Senegal has more than 200 reported cases of coronavirus, prompting President Macky Sall to declare a state of emergency last week. Among those most vulnerable to the virus are the street children of the capital, who live in crowded boarding homes and are forced to beg for a living.
Jules Souleymane Ndiaye distributes milk to street children, known as talibes, in Mbour, south of Dakar. The children are told to line up a single file, with a distance of one meter between each person.
Son of a talibe himself, Ndiaye is co-founder of Pour Une Enfance Senegal (For a Childhood in Senegal). The Franco-Senegalese association was created in 2012 to help street children, who are estimated to number at least 100,000.

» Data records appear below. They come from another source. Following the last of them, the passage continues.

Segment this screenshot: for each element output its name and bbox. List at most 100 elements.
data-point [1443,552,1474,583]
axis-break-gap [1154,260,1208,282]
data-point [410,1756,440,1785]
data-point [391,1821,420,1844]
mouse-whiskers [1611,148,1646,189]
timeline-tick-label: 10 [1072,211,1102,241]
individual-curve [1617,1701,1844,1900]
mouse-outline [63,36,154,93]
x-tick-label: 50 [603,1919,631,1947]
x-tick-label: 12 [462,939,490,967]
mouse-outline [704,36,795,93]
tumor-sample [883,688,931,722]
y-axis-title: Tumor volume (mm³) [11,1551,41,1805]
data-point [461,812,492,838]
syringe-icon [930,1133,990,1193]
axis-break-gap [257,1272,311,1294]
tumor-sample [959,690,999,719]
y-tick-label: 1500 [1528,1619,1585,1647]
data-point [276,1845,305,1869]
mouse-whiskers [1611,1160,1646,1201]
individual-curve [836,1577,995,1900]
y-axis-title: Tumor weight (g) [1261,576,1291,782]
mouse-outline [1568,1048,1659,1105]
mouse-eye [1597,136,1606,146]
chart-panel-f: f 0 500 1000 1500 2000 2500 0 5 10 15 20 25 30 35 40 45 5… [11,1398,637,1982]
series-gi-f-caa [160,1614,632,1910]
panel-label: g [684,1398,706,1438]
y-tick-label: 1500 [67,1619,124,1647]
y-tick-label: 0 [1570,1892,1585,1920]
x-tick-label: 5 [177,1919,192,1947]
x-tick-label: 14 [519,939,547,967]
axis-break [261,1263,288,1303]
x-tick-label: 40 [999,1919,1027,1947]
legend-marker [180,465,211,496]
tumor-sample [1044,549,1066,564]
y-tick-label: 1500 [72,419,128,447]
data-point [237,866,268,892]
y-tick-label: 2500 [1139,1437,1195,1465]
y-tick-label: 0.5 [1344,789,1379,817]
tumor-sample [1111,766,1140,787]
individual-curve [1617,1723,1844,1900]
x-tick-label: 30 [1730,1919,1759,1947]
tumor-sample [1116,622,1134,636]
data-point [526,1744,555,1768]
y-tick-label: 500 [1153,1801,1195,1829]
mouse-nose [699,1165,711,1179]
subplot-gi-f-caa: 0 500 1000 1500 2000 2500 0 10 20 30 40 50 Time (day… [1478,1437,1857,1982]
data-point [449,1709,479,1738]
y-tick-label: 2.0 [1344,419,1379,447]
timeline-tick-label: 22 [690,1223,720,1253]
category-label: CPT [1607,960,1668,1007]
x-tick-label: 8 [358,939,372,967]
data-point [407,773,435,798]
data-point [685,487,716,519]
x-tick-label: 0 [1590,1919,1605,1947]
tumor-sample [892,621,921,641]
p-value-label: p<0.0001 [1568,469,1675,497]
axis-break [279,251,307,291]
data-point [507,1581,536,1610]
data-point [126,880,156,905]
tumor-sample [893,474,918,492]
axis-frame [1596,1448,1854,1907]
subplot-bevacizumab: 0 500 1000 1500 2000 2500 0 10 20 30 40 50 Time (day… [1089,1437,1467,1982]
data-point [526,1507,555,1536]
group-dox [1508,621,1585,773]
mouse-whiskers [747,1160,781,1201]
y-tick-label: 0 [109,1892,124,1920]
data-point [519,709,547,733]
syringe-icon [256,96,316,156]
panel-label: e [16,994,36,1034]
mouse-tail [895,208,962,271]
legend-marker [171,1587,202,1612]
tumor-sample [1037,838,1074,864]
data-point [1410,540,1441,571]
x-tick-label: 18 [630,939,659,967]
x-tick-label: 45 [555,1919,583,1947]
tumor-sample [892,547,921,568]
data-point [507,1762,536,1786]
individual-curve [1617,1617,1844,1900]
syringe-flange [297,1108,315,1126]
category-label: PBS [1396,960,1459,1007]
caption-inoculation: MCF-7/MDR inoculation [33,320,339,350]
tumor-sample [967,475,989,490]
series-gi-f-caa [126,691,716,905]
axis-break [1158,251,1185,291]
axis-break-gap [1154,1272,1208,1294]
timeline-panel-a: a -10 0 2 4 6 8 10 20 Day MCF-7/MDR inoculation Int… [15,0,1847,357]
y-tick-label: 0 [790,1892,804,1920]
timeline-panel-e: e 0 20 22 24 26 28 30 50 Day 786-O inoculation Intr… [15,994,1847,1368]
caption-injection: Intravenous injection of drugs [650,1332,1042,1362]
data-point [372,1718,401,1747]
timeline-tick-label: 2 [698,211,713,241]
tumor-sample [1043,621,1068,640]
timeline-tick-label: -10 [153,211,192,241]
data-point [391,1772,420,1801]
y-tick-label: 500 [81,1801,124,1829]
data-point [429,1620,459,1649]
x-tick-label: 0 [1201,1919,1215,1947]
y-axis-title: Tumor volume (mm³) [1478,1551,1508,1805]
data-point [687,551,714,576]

Ndiaye said the talibes are among the most vulnerable to catching and spreading the coronavirus. Most live in daaras, which are boarding homes run by Islamic scholars that are notorious for their unsanitary, crowded conditions.
Ndiaye said association members tell the children they must not shake hands with people, and that they must clean up when they come in from outside. He said some of the kids have even made a homemade sink in which to wash their hands.
In 2016, Senegalese authorities introduced a law that officially prohibits children from begging, in an effort to get the talibes off the streets. But the law has never been enforced.
The National Food Security Council of Senegal said it plans to provide for underprivileged families to help get them through the coronavirus pandemic.
Niokhobaye Diouf, director of a child protection committee with Senegal’s Ministry of Family, said Senegalese authorities have a coronavirus emergency plan for street children. Dakar has made 13 educational social centers available, said Diouf, as well as other community centers. They are talking about a capacity of 1,500 beds, he said.
Keeping the talibes off the street to avoid coronavirus is key, said Amara Thiam, a nurse with For a Childhood in Senegal.
Infection could spread
Thiam said infection in one talibe would be a disaster because the child’s daara, maybe all daaras, would be subject to infection. When the children go out on the street, he said, they interact a lot with each other.
Before the pandemic, he ran the center’s clinic, which gave basic medical care to about 30 street children per day.
For a Childhood in Senegal also ran a center that offered classrooms, playrooms, showers, a bakery and a vegetable garden, making it a haven for talibes. But now the center, like much of Dakar, is closed to prevent spreading the virus.
Co-founder Ndiaye said a stay-at-home lockdown might be the only thing that spares the kids from catching the virus and passing it to others.